With her début at the Innsbruck Festival (Austria) in the role of Cleopatra in Giulio Cesare by Antonio Sartorio, she won the Diapason d'Or, awarded by the French critics.

== Discography ==
- Col sorriso d'innocenza Belcanto Arias by Laura Alonso. Conductor: Alexander Livenson. Orquesta Filarmónica de Malaga. Composers: i.a. Bellini, Rossini, Donizetti. Label: Columna Musica, Spain.
- Lua Descolorida Music from Galicia with Laura Alonso, soprano. Juan Manuel Varela, piano. Songs by Osvaldo Golijov and Antón García Abril. Label: Columna Musica, Spain.

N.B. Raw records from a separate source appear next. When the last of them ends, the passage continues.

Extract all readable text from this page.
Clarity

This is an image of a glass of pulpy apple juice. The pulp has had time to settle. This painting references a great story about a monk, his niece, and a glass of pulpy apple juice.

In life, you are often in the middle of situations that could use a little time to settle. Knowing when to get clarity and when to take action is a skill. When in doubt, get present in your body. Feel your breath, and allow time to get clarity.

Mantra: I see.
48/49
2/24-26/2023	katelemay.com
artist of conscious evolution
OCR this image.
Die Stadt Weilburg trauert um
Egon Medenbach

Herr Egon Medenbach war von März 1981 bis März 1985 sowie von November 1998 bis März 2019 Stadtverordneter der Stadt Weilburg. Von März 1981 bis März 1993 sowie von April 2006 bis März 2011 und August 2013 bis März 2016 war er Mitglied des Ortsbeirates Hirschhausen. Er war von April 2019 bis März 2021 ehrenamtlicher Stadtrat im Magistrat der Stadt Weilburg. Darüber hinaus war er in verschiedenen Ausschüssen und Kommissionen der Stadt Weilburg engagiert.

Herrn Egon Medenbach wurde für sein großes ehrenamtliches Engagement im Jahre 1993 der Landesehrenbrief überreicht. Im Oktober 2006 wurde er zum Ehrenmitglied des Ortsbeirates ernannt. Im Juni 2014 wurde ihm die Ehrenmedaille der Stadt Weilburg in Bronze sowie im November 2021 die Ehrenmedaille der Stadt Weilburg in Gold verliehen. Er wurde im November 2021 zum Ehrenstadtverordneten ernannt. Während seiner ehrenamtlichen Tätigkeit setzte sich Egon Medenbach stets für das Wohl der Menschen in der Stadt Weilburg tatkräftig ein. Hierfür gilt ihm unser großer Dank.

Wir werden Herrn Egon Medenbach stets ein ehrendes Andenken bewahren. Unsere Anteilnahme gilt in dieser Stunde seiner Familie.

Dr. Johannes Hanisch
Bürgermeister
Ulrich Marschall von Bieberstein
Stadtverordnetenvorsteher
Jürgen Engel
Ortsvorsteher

- Antoloxía Vol. 1 A canción de Concerto: Antoloxía Vol. 1. Laura Alonso, soprano. Manuel Burgueras, piano. Cancións sobre textos literarios galegos. Edicións Xerais de Galicia.
- Tutto Verdi from the Aalto Theatre in Essen. Charity event for the reconstruction of La Fenice in Venice.
- Na Boca Das Camelias Laura Alonso, soprano. Juan Manuel Varela, piano. Music from Galicia by various composers.
- Giulio Cesare in Egitto, Antonio Sartorio. Conductor: Attilio Cremonesi. Innsbrucker Barockfestspiele. Laura Alonso as Cleopatra. Label: ORF, Austria
- Suau la teva veu. Laura Alonso, soprano. Works by Moisés Bertrán. Columna Música. Catalan songs.